En principio, en el Guttmann les han dicho que el proceso de neurorehabilitación durará dos meses más (lleva uno) y a partir de ahí, según Yolanda Fernández, tienen previsto desplazarse a Madrid para seguir con la rehabilitación motriz. Les dicen que la estancia en la capital de España podría prolongarse un año. Madre e hija también tienen previsto instalarse allí. Marina tiene 17 años y ha dejado los estudios. Estará «al pie del cañón hasta que se recupere mi hermano», señala. «Está mal», admite, «pero cada día mucho mejor y no está tan mal, según cómo lo compares, porque estuvo a punto de morir», trata de positivizar la hermana. Como elemento positivo, Marina apunta que su hermano ha ganado casi siete kilos desde que está en Barcelona y que incluso come cosas que antes del accidente ni probaba, como las manzanas asadas.

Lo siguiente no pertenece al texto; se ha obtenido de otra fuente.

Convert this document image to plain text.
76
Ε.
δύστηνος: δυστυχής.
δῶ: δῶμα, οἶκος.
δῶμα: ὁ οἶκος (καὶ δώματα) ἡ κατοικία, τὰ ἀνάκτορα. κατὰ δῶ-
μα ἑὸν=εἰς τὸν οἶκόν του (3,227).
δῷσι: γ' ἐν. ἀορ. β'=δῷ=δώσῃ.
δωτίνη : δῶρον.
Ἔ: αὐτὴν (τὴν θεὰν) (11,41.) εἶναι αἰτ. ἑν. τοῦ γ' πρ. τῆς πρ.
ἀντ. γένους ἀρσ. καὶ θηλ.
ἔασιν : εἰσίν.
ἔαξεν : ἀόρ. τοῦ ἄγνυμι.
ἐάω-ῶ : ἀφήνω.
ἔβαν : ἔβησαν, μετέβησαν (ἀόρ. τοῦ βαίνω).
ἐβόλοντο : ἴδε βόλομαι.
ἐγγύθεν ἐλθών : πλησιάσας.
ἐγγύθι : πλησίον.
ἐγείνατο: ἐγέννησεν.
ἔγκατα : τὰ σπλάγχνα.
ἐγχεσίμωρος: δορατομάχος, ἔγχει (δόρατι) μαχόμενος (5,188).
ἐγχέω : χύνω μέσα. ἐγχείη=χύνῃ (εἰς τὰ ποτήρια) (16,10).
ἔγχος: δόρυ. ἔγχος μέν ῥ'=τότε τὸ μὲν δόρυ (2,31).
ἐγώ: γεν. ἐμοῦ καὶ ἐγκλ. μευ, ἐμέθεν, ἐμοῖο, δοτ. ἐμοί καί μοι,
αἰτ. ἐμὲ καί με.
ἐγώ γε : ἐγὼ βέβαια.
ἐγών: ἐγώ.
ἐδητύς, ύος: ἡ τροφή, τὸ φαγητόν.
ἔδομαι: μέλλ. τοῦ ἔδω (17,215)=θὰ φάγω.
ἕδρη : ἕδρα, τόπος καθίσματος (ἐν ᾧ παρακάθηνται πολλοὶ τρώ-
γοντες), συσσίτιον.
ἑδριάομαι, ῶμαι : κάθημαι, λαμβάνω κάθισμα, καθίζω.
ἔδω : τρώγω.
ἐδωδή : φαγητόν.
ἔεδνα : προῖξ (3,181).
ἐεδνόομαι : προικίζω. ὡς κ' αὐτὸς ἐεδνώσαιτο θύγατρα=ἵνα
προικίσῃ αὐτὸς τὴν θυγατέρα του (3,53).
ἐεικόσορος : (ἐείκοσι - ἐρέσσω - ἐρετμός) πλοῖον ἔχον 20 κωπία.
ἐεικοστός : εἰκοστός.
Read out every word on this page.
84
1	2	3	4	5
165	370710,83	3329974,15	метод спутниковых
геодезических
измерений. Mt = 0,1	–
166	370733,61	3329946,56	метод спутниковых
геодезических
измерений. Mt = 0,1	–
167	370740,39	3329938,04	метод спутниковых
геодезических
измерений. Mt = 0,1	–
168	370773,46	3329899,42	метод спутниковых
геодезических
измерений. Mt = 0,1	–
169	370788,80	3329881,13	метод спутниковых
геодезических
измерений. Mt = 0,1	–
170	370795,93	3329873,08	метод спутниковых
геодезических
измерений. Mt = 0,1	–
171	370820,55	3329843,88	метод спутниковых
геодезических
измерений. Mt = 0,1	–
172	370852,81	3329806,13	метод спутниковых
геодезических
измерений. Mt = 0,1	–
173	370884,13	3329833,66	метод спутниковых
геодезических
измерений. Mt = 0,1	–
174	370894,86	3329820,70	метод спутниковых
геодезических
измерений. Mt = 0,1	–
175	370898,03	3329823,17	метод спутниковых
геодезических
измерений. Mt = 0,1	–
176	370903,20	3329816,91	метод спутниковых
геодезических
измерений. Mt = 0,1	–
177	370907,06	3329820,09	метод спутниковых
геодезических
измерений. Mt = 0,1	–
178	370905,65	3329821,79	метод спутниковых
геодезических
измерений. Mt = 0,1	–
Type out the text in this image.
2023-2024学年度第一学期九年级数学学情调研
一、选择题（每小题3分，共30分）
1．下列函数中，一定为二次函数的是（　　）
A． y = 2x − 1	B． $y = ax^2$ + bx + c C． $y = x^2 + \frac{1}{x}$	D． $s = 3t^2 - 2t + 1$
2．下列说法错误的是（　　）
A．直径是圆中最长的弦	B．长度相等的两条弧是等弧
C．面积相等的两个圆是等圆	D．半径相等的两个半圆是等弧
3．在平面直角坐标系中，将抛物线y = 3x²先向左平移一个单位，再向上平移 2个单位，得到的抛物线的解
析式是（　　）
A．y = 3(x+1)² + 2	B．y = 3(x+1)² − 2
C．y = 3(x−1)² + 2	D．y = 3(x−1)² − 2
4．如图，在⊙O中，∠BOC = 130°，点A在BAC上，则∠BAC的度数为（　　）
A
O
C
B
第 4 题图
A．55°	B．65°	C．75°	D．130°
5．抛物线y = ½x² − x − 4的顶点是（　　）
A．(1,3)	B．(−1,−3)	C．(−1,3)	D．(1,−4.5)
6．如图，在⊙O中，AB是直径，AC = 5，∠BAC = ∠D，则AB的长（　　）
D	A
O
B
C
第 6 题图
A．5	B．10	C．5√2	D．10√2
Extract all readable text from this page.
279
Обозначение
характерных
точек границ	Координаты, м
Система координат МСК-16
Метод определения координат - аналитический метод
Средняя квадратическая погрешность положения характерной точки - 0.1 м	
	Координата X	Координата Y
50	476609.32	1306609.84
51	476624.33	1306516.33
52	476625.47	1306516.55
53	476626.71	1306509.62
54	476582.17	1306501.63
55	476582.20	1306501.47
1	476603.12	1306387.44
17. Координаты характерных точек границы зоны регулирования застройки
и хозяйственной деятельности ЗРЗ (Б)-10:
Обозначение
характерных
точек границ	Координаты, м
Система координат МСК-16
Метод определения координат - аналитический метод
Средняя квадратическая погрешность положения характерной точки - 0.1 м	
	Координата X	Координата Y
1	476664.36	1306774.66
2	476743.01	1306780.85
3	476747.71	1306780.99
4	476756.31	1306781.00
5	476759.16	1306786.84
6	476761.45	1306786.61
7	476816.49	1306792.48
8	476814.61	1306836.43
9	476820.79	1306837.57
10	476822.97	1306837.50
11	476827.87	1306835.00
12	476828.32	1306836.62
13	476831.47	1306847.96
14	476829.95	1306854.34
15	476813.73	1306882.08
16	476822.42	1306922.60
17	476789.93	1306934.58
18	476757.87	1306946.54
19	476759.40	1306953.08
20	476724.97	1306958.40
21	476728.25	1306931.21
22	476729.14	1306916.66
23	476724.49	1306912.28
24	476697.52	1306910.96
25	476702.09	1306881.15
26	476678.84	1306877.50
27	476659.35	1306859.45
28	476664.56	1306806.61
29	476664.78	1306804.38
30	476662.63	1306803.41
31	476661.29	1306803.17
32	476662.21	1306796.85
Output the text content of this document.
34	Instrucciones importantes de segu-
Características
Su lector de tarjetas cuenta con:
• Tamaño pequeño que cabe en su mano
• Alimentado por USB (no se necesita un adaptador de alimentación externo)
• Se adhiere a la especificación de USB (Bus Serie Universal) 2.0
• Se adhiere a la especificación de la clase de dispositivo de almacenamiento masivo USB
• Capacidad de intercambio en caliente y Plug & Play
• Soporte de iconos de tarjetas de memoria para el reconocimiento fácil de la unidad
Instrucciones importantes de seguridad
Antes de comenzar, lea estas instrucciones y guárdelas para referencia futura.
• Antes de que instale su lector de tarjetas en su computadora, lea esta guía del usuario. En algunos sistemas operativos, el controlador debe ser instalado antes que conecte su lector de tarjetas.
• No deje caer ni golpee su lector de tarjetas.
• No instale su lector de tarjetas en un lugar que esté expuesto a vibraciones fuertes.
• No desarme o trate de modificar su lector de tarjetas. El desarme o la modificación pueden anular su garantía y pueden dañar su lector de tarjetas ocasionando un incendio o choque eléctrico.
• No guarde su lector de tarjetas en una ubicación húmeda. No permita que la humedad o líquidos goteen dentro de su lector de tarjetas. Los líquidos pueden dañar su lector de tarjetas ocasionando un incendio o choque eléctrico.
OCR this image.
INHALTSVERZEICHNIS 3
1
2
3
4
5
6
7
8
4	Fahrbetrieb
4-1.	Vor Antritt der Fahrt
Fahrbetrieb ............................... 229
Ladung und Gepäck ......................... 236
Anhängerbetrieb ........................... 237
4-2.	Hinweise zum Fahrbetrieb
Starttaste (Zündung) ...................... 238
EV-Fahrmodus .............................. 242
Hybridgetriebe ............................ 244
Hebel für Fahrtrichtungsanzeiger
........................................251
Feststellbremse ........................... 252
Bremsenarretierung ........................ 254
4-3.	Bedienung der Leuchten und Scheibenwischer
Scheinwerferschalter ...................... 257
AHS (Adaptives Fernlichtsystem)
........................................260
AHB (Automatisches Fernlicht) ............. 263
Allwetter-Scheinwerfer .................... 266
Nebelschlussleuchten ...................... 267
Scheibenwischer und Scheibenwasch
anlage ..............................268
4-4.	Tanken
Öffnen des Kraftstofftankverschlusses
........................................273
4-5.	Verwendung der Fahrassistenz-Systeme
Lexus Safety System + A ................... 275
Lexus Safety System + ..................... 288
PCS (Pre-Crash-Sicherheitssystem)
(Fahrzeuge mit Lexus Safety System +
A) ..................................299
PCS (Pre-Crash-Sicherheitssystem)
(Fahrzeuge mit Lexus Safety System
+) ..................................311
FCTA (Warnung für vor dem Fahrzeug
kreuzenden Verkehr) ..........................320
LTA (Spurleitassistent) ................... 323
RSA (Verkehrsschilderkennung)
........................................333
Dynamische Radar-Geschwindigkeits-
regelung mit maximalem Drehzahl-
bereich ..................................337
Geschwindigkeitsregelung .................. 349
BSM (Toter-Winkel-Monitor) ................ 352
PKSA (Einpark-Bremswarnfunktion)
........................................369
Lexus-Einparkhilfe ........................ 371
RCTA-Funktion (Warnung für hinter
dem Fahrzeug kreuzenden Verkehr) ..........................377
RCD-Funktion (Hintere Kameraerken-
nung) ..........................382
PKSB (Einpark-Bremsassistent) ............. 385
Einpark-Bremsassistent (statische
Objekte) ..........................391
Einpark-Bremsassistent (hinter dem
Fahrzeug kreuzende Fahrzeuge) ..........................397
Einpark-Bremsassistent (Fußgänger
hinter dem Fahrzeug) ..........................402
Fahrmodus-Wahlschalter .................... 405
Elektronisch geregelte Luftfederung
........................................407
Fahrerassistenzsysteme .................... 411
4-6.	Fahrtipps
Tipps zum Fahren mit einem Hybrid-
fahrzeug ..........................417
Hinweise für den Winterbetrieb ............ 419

La familia -la otra hermana, se ha quedado en Gijón al frente del negocio familiar de hostelería- apenas tiene ganas de hablar de la brutal paliza que recibió en la fatídica madrugada del 14 de julio y de momento no le han contado nada a Germán. «Lo entiende todo», dice la madre, que ya tiene decido que no le contará lo sucedido y que quien deberá hacerlo son los médicos. «Sabe que tuvo un accidente, pero nada más», apunta. «Esto es muy jodido, nos ha cambiado la vida», relata la madre, que evita los asuntos de la investigación. «Los abogados llevan el asunto», dice. Cuatro presuntos agresores permanecen en prisión preventiva.